H3: Implementing Continuous Integration (CI) for APK Size Monitoring

Integrating APK size monitoring into your Continuous Integration (CI) pipeline is a best practice for maintaining a lean app. CI systems like Jenkins, CircleCI, and GitLab CI can automate the process of building and testing your app, including APK size analysis. You can configure your CI system to generate APK size reports and compare them across builds. This allows you to track the impact of code changes and dependency updates on your APK size. If a build introduces a significant increase in APK size, the CI system can trigger an alert, allowing you to investigate the issue immediately. By automating APK size monitoring, you can ensure that your app stays lean and efficient over time.
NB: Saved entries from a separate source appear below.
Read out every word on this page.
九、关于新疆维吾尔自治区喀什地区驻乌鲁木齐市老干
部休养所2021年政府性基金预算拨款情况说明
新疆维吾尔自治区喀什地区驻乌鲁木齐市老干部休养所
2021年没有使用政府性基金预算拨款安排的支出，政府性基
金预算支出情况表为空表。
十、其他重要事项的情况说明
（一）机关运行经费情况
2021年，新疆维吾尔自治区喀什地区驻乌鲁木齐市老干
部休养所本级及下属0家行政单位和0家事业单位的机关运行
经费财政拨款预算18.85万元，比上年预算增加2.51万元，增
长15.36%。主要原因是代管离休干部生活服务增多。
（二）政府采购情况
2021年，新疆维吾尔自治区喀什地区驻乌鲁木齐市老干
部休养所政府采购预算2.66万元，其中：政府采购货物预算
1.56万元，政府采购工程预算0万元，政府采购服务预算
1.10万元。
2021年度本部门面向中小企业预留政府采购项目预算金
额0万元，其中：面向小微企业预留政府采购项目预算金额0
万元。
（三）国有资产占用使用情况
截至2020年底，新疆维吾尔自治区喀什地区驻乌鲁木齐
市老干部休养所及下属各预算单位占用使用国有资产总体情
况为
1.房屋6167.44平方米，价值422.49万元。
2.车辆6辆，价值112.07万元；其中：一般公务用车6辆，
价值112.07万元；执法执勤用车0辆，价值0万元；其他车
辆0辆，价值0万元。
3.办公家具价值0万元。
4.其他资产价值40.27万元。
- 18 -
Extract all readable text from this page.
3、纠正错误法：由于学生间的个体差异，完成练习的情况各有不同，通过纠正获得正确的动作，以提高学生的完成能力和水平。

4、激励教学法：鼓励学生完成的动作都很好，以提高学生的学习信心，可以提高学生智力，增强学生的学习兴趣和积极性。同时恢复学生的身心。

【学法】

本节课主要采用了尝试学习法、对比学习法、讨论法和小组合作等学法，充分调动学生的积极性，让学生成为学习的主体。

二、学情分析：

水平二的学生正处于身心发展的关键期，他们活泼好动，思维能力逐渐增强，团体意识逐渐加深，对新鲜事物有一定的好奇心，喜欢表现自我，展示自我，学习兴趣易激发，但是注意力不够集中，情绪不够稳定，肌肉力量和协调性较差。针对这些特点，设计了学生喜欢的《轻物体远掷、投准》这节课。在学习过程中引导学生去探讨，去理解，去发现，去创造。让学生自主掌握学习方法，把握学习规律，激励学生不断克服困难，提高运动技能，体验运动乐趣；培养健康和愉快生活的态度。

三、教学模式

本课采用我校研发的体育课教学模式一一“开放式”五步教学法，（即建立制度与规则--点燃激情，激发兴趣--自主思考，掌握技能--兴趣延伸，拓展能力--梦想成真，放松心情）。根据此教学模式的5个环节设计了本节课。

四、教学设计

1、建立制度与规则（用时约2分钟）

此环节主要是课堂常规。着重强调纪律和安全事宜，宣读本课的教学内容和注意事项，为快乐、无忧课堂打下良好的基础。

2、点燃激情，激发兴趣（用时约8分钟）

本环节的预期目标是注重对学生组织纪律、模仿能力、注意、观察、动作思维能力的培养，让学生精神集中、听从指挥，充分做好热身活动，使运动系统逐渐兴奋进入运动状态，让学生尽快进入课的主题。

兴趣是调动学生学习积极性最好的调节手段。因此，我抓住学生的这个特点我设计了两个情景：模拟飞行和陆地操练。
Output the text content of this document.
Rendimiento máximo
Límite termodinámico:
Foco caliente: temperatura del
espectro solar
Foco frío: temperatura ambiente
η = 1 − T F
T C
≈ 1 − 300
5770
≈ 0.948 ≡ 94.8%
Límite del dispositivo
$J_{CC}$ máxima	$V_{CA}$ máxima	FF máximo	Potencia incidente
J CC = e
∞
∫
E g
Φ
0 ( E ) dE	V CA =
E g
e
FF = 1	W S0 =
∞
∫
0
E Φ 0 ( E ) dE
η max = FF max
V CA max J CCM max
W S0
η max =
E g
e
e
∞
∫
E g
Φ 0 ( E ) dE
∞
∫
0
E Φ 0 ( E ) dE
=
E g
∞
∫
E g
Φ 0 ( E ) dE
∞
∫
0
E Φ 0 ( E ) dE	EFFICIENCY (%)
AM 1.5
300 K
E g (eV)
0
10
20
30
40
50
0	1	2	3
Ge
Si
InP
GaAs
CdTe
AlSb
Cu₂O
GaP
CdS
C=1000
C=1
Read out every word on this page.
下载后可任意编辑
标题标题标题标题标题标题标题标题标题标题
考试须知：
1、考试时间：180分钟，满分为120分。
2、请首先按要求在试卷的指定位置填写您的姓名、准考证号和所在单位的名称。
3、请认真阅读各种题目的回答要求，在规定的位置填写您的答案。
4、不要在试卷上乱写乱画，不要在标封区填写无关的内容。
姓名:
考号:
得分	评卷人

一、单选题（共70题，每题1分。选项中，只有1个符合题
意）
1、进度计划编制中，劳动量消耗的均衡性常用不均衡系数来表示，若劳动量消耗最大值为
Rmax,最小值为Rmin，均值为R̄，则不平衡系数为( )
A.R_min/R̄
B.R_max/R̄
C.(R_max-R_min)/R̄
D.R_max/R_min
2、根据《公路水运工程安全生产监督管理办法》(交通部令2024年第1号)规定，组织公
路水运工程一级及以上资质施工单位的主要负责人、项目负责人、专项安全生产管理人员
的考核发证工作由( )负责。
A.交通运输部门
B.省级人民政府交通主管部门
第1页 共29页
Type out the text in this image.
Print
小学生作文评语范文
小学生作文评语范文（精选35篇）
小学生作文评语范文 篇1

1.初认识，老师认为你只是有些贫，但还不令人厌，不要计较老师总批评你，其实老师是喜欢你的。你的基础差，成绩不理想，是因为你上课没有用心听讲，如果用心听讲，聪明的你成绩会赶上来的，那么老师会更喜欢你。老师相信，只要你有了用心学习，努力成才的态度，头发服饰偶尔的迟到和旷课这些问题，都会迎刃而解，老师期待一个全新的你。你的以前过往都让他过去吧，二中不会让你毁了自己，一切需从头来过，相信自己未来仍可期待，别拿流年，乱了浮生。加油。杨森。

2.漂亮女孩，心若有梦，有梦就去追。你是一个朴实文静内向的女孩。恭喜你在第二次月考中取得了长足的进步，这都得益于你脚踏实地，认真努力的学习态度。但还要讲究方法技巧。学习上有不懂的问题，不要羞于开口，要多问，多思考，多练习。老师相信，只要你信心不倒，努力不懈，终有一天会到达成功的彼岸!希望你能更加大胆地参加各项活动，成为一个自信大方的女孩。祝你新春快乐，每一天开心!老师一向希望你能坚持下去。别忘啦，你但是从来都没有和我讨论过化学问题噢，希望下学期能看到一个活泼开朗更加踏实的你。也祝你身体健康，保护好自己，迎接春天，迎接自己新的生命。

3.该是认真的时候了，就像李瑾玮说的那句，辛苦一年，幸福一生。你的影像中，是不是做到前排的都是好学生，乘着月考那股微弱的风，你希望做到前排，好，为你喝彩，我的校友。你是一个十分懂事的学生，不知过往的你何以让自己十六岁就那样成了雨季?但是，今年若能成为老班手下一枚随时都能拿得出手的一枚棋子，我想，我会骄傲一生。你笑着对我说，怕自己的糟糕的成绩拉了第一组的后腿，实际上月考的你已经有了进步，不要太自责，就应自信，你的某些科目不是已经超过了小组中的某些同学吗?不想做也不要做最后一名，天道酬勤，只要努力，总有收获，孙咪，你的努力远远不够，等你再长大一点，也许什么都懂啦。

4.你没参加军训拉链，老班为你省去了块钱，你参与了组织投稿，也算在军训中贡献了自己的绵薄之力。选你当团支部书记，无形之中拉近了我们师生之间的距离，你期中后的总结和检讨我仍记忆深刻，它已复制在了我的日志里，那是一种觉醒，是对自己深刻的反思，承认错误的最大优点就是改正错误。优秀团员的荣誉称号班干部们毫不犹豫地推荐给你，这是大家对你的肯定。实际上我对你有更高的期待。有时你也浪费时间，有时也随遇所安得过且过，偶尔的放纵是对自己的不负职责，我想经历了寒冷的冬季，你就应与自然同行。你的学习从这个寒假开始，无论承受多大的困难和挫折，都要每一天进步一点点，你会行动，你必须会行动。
H3: Establishing a Culture of APK Size Awareness

Ultimately, maintaining a small APK size requires a team-wide commitment. Educate your developers about the importance of APK size optimization and encourage them to adopt best practices in their daily work. Emphasize the impact of APK size on user acquisition, retention, and app performance. Conduct regular code reviews to identify potential size-related issues. Foster a culture of continuous improvement, where developers are encouraged to experiment with different optimization techniques and share their findings. By creating a culture of APK size awareness, you can ensure that your app remains lean and competitive in the long run.

In conclusion, while upgrading to AGP 8.8.1 and Kotlin 2.0 might initially lead to an increase in APK size, understanding the underlying causes and applying the right optimization techniques can help you regain control. By leveraging tools like the APK Analyzer, carefully managing dependencies, optimizing resources, and adopting a proactive monitoring approach, you can keep your app lean, efficient, and user-friendly. So, keep experimenting, keep optimizing, and keep your APK size in check, guys!